There is a canteen run by Thomas Beier, an independent cook and caterer, and his assistants. The menu varies daily but always includes a soup, salad, a vegetarian dish and a meat one.

The two floors in the new building contain classrooms only; the first one has two art rooms in which all art classes are taught. Two rooms on the first floor are also the offices of the upper secondary coordinators; Mr. Spiller and Ms. Premkumar for the IB Diploma program and Mr. Röthemeier and Ms. Ibold for the bilingual Abitur. The ground floor houses the kitchen—for vocational education purposes—and the wood workshop. P.E. classes are taught in the gym adjacent to the school yard, the Wilmersdorfer Sportplatz (which is a short walk away from the school) or occasionally also the nearby Preußenpark. The Nelson Mandela School's yearly Bundesjugendspiele take place at the Stadion Wilmersdorf, located close to S Hohenzollerndamm.

Many classrooms are equipped with interactive white-boards.
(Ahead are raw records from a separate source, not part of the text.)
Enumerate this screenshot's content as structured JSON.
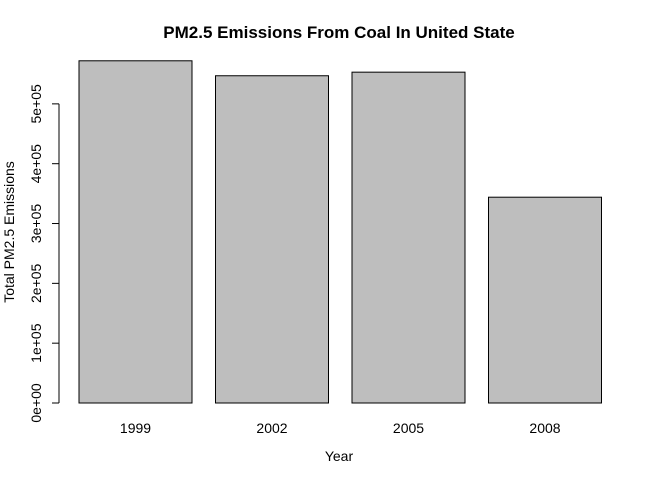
{
  "chart_data": {
    "type": "bar",
    "title": "PM2.5 Emissions From Coal In United State",
    "xlabel": "Year",
    "ylabel": "Total PM2.5 Emissions",
    "categories": [
      "1999",
      "2002",
      "2005",
      "2008"
    ],
    "values": [
      572000,
      547000,
      553000,
      344000
    ],
    "ylim": [
      0,
      575000
    ],
    "yticks": [
      0,
      100000,
      200000,
      300000,
      400000,
      500000
    ],
    "ytick_labels": [
      "0e+00",
      "1e+05",
      "2e+05",
      "3e+05",
      "4e+05",
      "5e+05"
    ],
    "grid": false,
    "bar_color": "#bebebe",
    "bar_border_color": "#000000"
  }
}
Each classroom has a computer linked up to the white board or beamer. There are two fully equipped computer rooms. The entire school is connected to fast-speed Internet and has wifí access for teachers and upper Secondary students.

The library is well-equipped with books, reference materials and digital workspaces for either PCs or laptops. Laptops and hotspots can be borrowed here for projects and in times of online learning.

===Primary===
The old building of the primary has four floors, on which there are classrooms and one computer room and an art room. The new building contains a science laboratory, a computer room and the "Bewegungsraum" (the "motion room", in which dance and drama classes are held). The school also has one music room, a canteen, the Aula (which can be used for sports classes as well as assemblies) and the "Foyer". There is a library.

There are two school yards, a larger one containing a variety of different objects like a football court, table tennis tables or a slide, and the "Chill Hof" ("chill yard"), which is considerably smaller.

As in the secondary, in the primary there are interactive white-boards in the classrooms, but this varies.